In the beginning, I said that this scout report will also include some potential areas of improvement where Zaper could up his game. One particular issue that stands out in his case as a defensive midfielder is attacking the ball. He needs to be more firm, more aggressive to the ball-carrier in order to break up opponents’ attacking moves. He tends to shy away from tackles and possible fouls which can hurt the team when he is trusted to do the dirty work. The data shows that he lost 61.1% of his defensive duels against central midfielders, and the figure jumps to 75.6% when he was one-on-one against them.
However, the defensive system Osijek plays suits his style and he doesn’t need to attack the ball or the man directly. Rather, the team features zonal marking as their primary type of defence. They don’t press high, usually starting to go after the ball at the half-line. In this system, Zaper is man-oriented, constantly shadowing players who move between the lines but doesn’t follow them deep into opposition territory. He anticipates player movements well and intercepts 4.67 balls per 90 minutes, which is a strong number by itself.
If he dreams about stepping up to a stronger league, Zaper himself will have to get stronger. Despite his height, he is often pushed out of the way and has a hard time in physical games. If he were to spend a bit more time in the gym, he may be able to go up against anybody.
Zaper is a raw talent heading in the right direction. With the vision and anticipation he possesses, he can become a valuable asset in the 1. HNL and then maybe move onto a bigger challenge. Until then, Osijek could be the perfect team for him. In this scout report, I tried to show that his attacking potential is limited in the defensive midfielder position while his lack of agility and physicality also promotes the idea that he should play higher.

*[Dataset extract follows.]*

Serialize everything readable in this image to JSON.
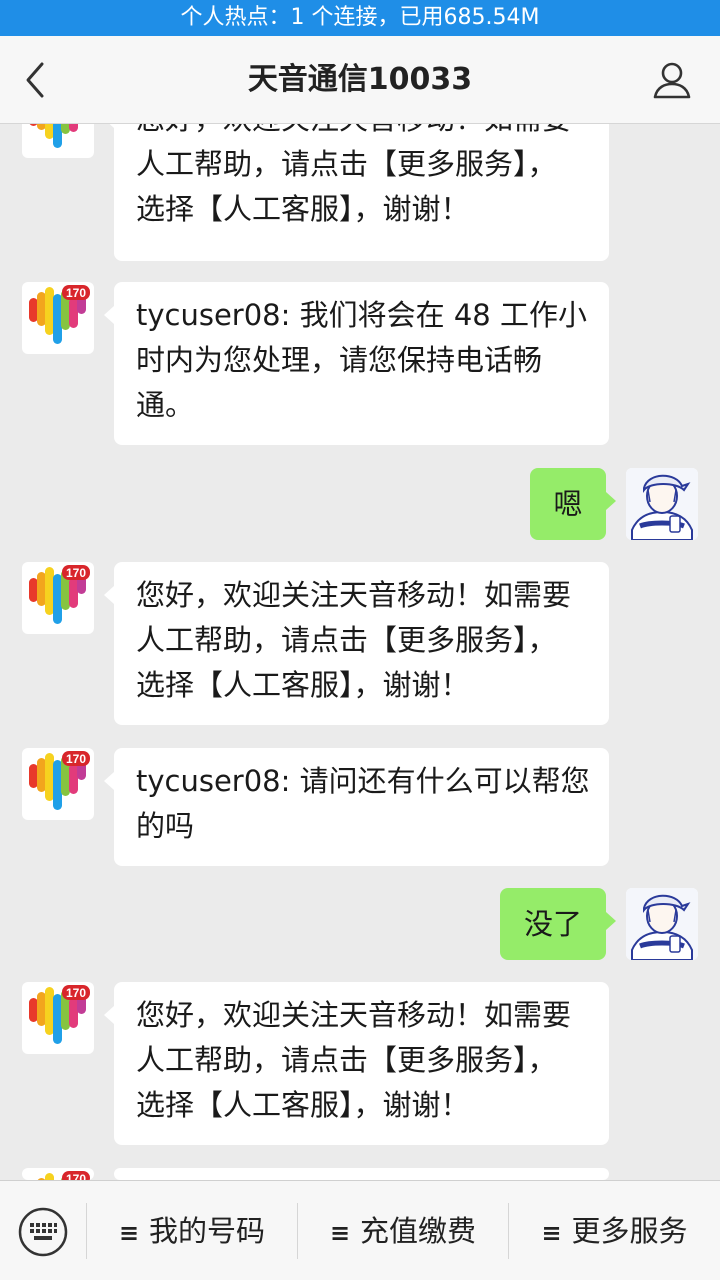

The team could benefit from his off-the-ball movements, clever passes, and well-placed shots more than his current stats would suggest. If Kulesevic finds a midfielder with a true defensive mindset on the market or through the academy, Zaper could bring consistency and stability to the midfield. Already in those games where he had more freedom on the pitch, he displayed his potential and I believe there is more to come in the future.